I experienced a moment of compassion this morning with a friend. It happened as we were practicing one of Gurdjieff’s movements called the Great Prayer. This movement never ceases to reveal something to me in the practicing of it.

There’s a lot of kneeling in this movement. Neither one of us is young, and she commented before we began that kneeling and rising were getting harder since her recent bout with COVID.

But down on our knees we went, preparing inwardly for several minutes before starting the music. A good deal of time is spent at the beginning of the movement on the floor with head bowed and arms crossed. At last, our heads came up as our arms unfolded and we saw each other.

We have always practiced across from each other, it just turned out that way.
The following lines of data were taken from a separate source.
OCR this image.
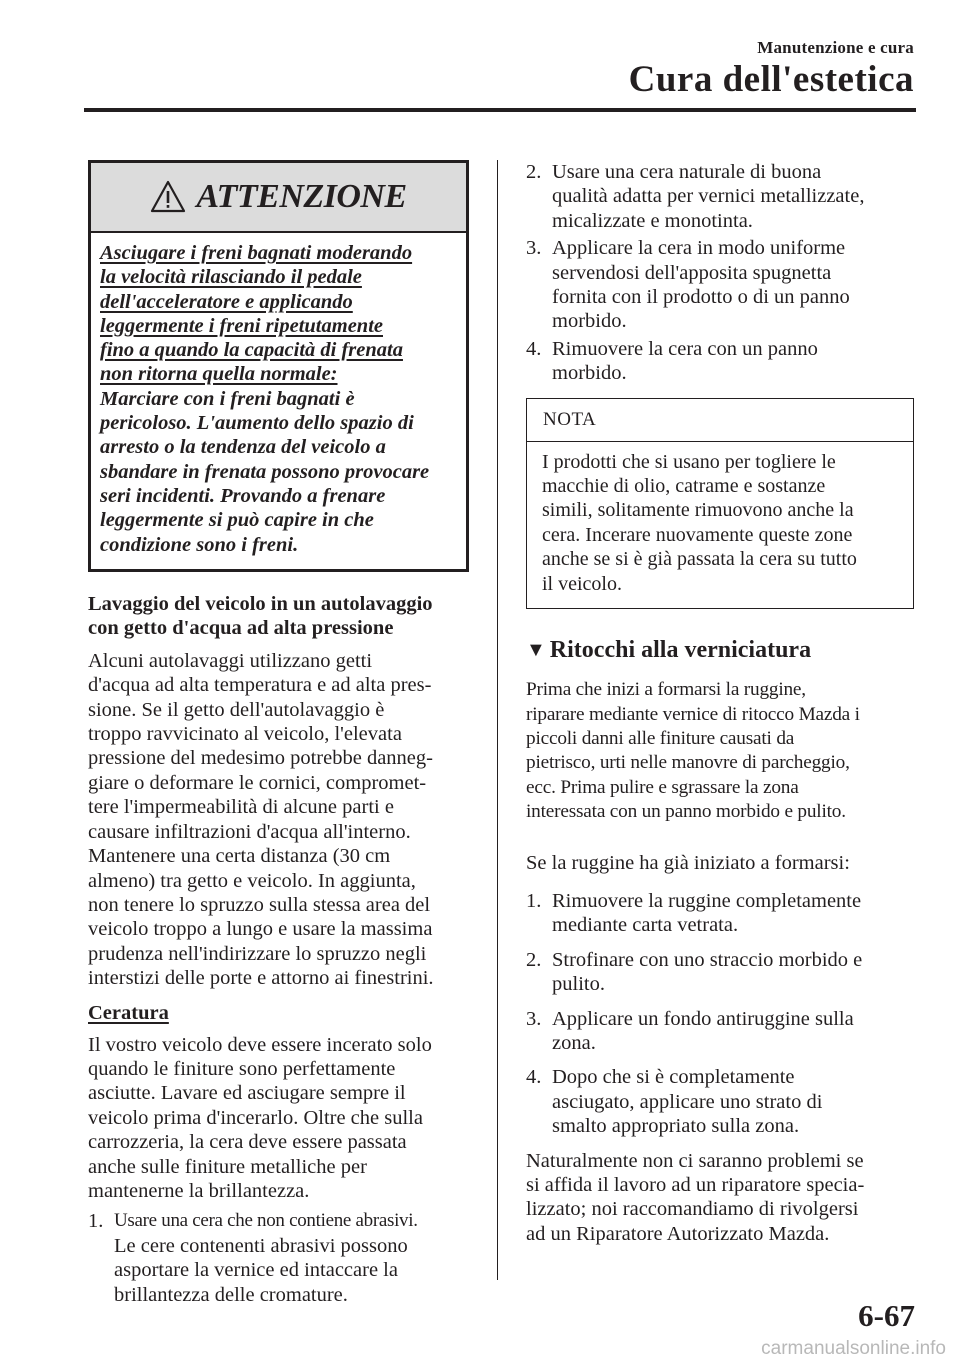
Manutenzione e cura
Cura dell'estetica
ATTENZIONE
Asciugare i freni bagnati moderando
la velocità rilasciando il pedale
dell'acceleratore e applicando
leggermente i freni ripetutamente
fino a quando la capacità di frenata
non ritorna quella normale:
Marciare con i freni bagnati è
pericoloso. L'aumento dello spazio di
arresto o la tendenza del veicolo a
sbandare in frenata possono provocare
seri incidenti. Provando a frenare
leggermente si può capire in che
condizione sono i freni.
Lavaggio del veicolo in un autolavaggio
con getto d'acqua ad alta pressione
Alcuni autolavaggi utilizzano getti
d'acqua ad alta temperatura e ad alta pres-
sione. Se il getto dell'autolavaggio è
troppo ravvicinato al veicolo, l'elevata
pressione del medesimo potrebbe danneg-
giare o deformare le cornici, compromet-
tere l'impermeabilità di alcune parti e
causare infiltrazioni d'acqua all'interno.
Mantenere una certa distanza (30 cm
almeno) tra getto e veicolo. In aggiunta,
non tenere lo spruzzo sulla stessa area del
veicolo troppo a lungo e usare la massima
prudenza nell'indirizzare lo spruzzo negli
interstizi delle porte e attorno ai finestrini.
Ceratura
Il vostro veicolo deve essere incerato solo
quando le finiture sono perfettamente
asciutte. Lavare ed asciugare sempre il
veicolo prima d'incerarlo. Oltre che sulla
carrozzeria, la cera deve essere passata
anche sulle finiture metalliche per
mantenerne la brillantezza.
1. Usare una cera che non contiene abrasivi.
Le cere contenenti abrasivi possono
asportare la vernice ed intaccare la
brillantezza delle cromature.
2. Usare una cera naturale di buona
qualità adatta per vernici metallizzate,
micalizzate e monotinta.
3. Applicare la cera in modo uniforme
servendosi dell'apposita spugnetta
fornita con il prodotto o di un panno
morbido.
4. Rimuovere la cera con un panno
morbido.
NOTA
I prodotti che si usano per togliere le
macchie di olio, catrame e sostanze
simili, solitamente rimuovono anche la
cera. Incerare nuovamente queste zone
anche se si è già passata la cera su tutto
il veicolo.
▼ Ritocchi alla verniciatura
Prima che inizi a formarsi la ruggine,
riparare mediante vernice di ritocco Mazda i
piccoli danni alle finiture causati da
pietrisco, urti nelle manovre di parcheggio,
ecc. Prima pulire e sgrassare la zona
interessata con un panno morbido e pulito.
Se la ruggine ha già iniziato a formarsi:
1. Rimuovere la ruggine completamente
mediante carta vetrata.
2. Strofinare con uno straccio morbido e
pulito.
3. Applicare un fondo antiruggine sulla
zona.
4. Dopo che si è completamente
asciugato, applicare uno strato di
smalto appropriato sulla zona.
Naturalmente non ci saranno problemi se
si affida il lavoro ad un riparatore specia-
lizzato; noi raccomandiamo di rivolgersi
ad un Riparatore Autorizzato Mazda.
6-67
carmanualsonline.info
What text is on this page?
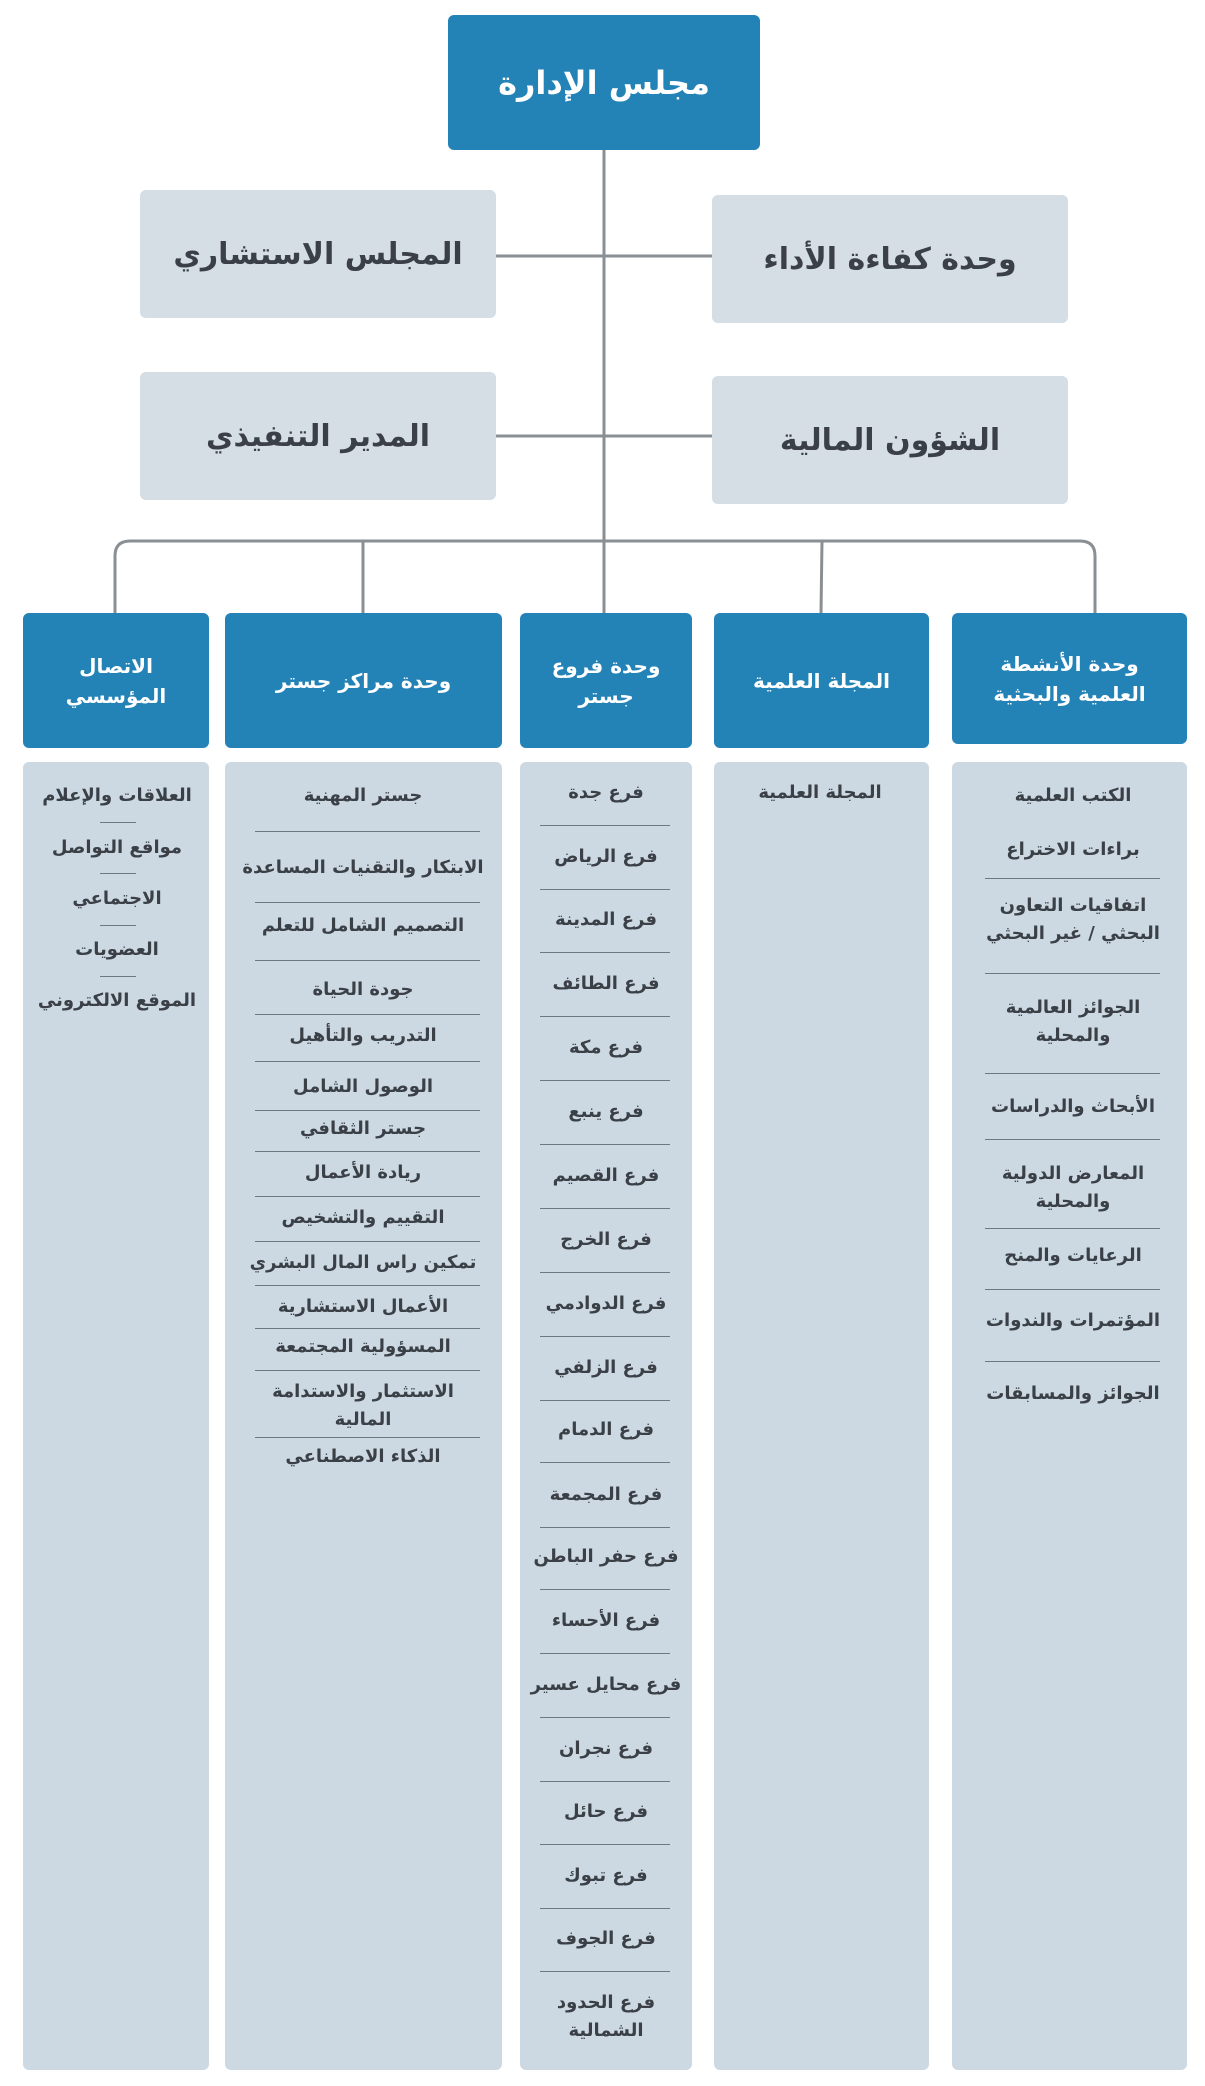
مجلس الإدارة
المجلس الاستشاري	وحدة كفاءة الأداء
المدير التنفيذي	الشؤون المالية
الاتصال
المؤسسي
وحدة مراكز جستر
وحدة فروع
جستر
المجلة العلمية
وحدة الأنشطة
العلمية والبحثية
العلاقات والإعلام
مواقع التواصل
الاجتماعي
العضويات
الموقع الالكتروني
جستر المهنية
الابتكار والتقنيات المساعدة
التصميم الشامل للتعلم
جودة الحياة
التدريب والتأهيل
الوصول الشامل
جستر الثقافي
ريادة الأعمال
التقييم والتشخيص
تمكين راس المال البشري
الأعمال الاستشارية
المسؤولية المجتمعة
الاستثمار والاستدامة
المالية
الذكاء الاصطناعي
فرع جدة
فرع الرياض
فرع المدينة
فرع الطائف
فرع مكة
فرع ينبع
فرع القصيم
فرع الخرج
فرع الدوادمي
فرع الزلفي
فرع الدمام
فرع المجمعة
فرع حفر الباطن
فرع الأحساء
فرع محايل عسير
فرع نجران
فرع حائل
فرع تبوك
فرع الجوف
فرع الحدود
الشمالية
المجلة العلمية	الكتب العلمية
براءات الاختراع
اتفاقيات التعاون
البحثي / غير البحثي
الجوائز العالمية
والمحلية
الأبحاث والدراسات
المعارض الدولية
والمحلية
الرعايات والمنح
المؤتمرات والندوات
الجوائز والمسابقات
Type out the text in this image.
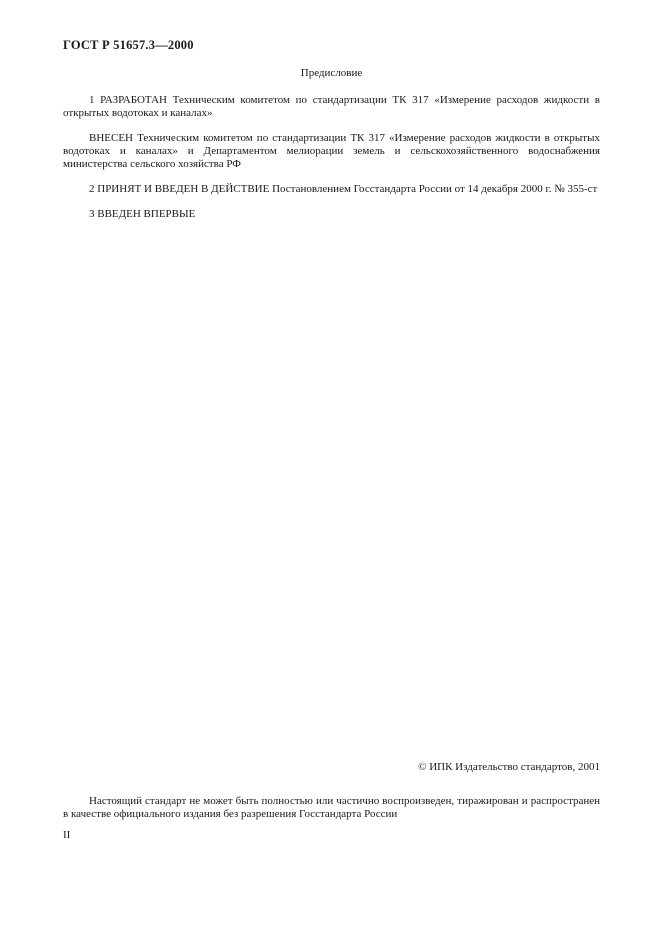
ГОСТ Р 51657.3—2000
Предисловие

1 РАЗРАБОТАН Техническим комитетом по стандартизации ТК 317 «Измерение расходов жидкости в открытых водотоках и каналах»

ВНЕСЕН Техническим комитетом по стандартизации ТК 317 «Измерение расходов жидкости в открытых водотоках и каналах» и Департаментом мелиорации земель и сельскохозяйственного водоснабжения министерства сельского хозяйства РФ

2 ПРИНЯТ И ВВЕДЕН В ДЕЙСТВИЕ Постановлением Госстандарта России от 14 декабря 2000 г. № 355-ст

3 ВВЕДЕН ВПЕРВЫЕ

© ИПК Издательство стандартов, 2001

Настоящий стандарт не может быть полностью или частично воспроизведен, тиражирован и распространен в качестве официального издания без разрешения Госстандарта России

II
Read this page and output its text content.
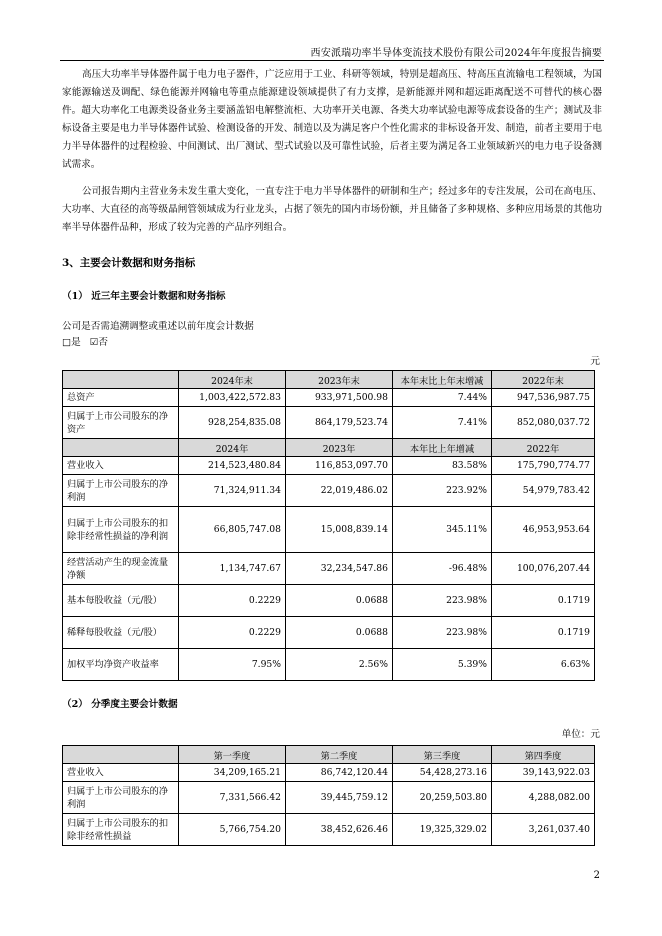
西安派瑞功率半导体变流技术股份有限公司2024年年度报告摘要

高压大功率半导体器件属于电力电子器件，广泛应用于工业、科研等领域，特别是超高压、特高压直流输电工程领域，为国家能源输送及调配、绿色能源并网输电等重点能源建设领域提供了有力支撑，是新能源并网和超远距离配送不可替代的核心器件。超大功率化工电源类设备业务主要涵盖铝电解整流柜、大功率开关电源、各类大功率试验电源等成套设备的生产；测试及非标设备主要是电力半导体器件试验、检测设备的开发、制造以及为满足客户个性化需求的非标设备开发、制造，前者主要用于电力半导体器件的过程检验、中间测试、出厂测试、型式试验以及可靠性试验，后者主要为满足各工业领域新兴的电力电子设备测试需求。

公司报告期内主营业务未发生重大变化，一直专注于电力半导体器件的研制和生产；经过多年的专注发展，公司在高电压、大功率、大直径的高等级晶闸管领域成为行业龙头，占据了领先的国内市场份额，并且储备了多种规格、多种应用场景的其他功率半导体器件品种，形成了较为完善的产品序列组合。

3、主要会计数据和财务指标
（1） 近三年主要会计数据和财务指标
公司是否需追溯调整或重述以前年度会计数据
□是 ☑否
元
	2024年末	2023年末	本年末比上年末增减	2022年末
总资产	1,003,422,572.83	933,971,500.98	7.44%	947,536,987.75
归属于上市公司股东的净资产	928,254,835.08	864,179,523.74	7.41%	852,080,037.72
	2024年	2023年	本年比上年增减	2022年
营业收入	214,523,480.84	116,853,097.70	83.58%	175,790,774.77
归属于上市公司股东的净利润	71,324,911.34	22,019,486.02	223.92%	54,979,783.42
归属于上市公司股东的扣除非经常性损益的净利润	66,805,747.08	15,008,839.14	345.11%	46,953,953.64
经营活动产生的现金流量净额	1,134,747.67	32,234,547.86	-96.48%	100,076,207.44
基本每股收益（元/股）	0.2229	0.0688	223.98%	0.1719
稀释每股收益（元/股）	0.2229	0.0688	223.98%	0.1719
加权平均净资产收益率	7.95%	2.56%	5.39%	6.63%
（2） 分季度主要会计数据
单位：元
	第一季度	第二季度	第三季度	第四季度
营业收入	34,209,165.21	86,742,120.44	54,428,273.16	39,143,922.03
归属于上市公司股东的净利润	7,331,566.42	39,445,759.12	20,259,503.80	4,288,082.00
归属于上市公司股东的扣除非经常性损益	5,766,754.20	38,452,626.46	19,325,329.02	3,261,037.40
2
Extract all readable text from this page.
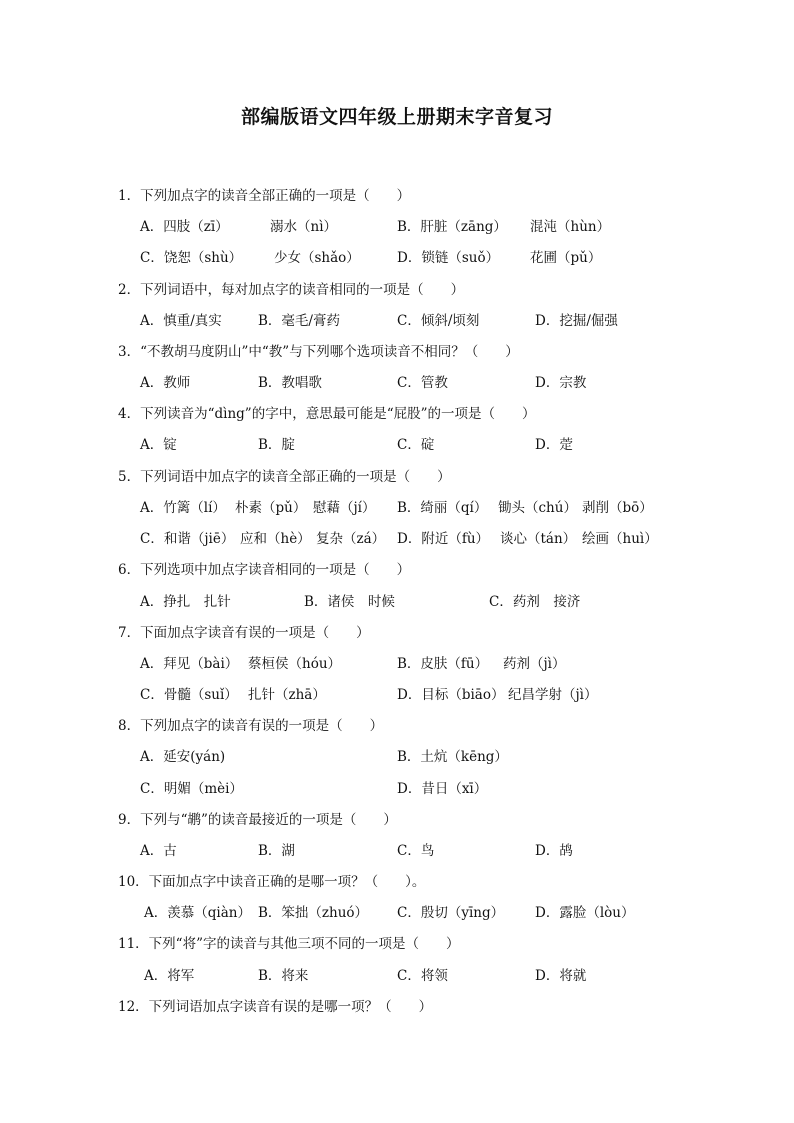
部编版语文四年级上册期末字音复习
1．下列加点字的读音全部正确的一项是（　　）
A．四肢（zī）	溺水（nì）	B．肝脏（zāng） 混沌（hùn）
C．饶恕（shù） 少女（shǎo）	D．锁链（suǒ） 花圃（pǔ）
2．下列词语中，每对加点字的读音相同的一项是（　　）
A．慎重/真实	B．毫毛/膏药	C．倾斜/顷刻	D．挖掘/倔强
3．“不教胡马度阴山”中“教”与下列哪个选项读音不相同？（　　）
A．教师	B．教唱歌	C．管教	D．宗教
4．下列读音为“dìng”的字中，意思最可能是“屁股”的一项是（　　）
A．锭	B．腚	C．碇	D．萣
5．下列词语中加点字的读音全部正确的一项是（　　）
A．竹篱（lí） 朴素（pǔ） 慰藉（jí） B．绮丽（qí） 锄头（chú） 剥削（bō）
C．和谐（jiē） 应和（hè） 复杂（zá） D．附近（fù） 谈心（tán） 绘画（huì）
6．下列选项中加点字读音相同的一项是（　　）
A．挣扎　扎针	B．诸侯　时候	C．药剂　接济
7．下面加点字读音有误的一项是（　　）
A．拜见（bài） 蔡桓侯（hóu）	B．皮肤（fū） 药剂（jì）
C．骨髓（suǐ） 扎针（zhā）	D．目标（biāo） 纪昌学射（jì）
8．下列加点字的读音有误的一项是（　　）
A．延安(yán)	B．土炕（kēng）
C．明媚（mèi）	D．昔日（xī）
9．下列与“鹕”的读音最接近的一项是（　　）
A．古	B．湖	C．鸟	D．鸪
10．下面加点字中读音正确的是哪一项？（　　）。
A．羡慕（qiàn） B．笨拙（zhuó） C．殷切（yīng） D．露脸（lòu）
11．下列“将”字的读音与其他三项不同的一项是（　　）
A．将军	B．将来	C．将领	D．将就
12．下列词语加点字读音有误的是哪一项？（　　）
I’ve never known quite what to do with my eyes, and it’s taken me a long time to be able to look directly at hers.

This morning something happened in that first moment of bringing our heads up and looking across.

My feelings had been touched by her comment about kneeling and I was sorry that she had to experience pain in order to work at this movement which we both value so much.

Universal Compassion

But more than that, I found myself looking into her eyes with the empathy I was feeling. What shone back from her was empathy for me because of my daughter-in-law’s illness. What came to me, was that this empathy, this compassion, was bigger than that. Bigger than feeling bad about another’s specific pain.

The exchange between us felt linked to a universal sorrow that is rarely recognized. It seems that as a species, we humans are unable to accept the reality of death. It is too big, too scary, to overwhelming, too sad. Yet Gurdjieff was able to hold the reality of that sorrow. For a moment, I was too. And within that compassion, I touched my friend’s humanity from my own, and she touched mine.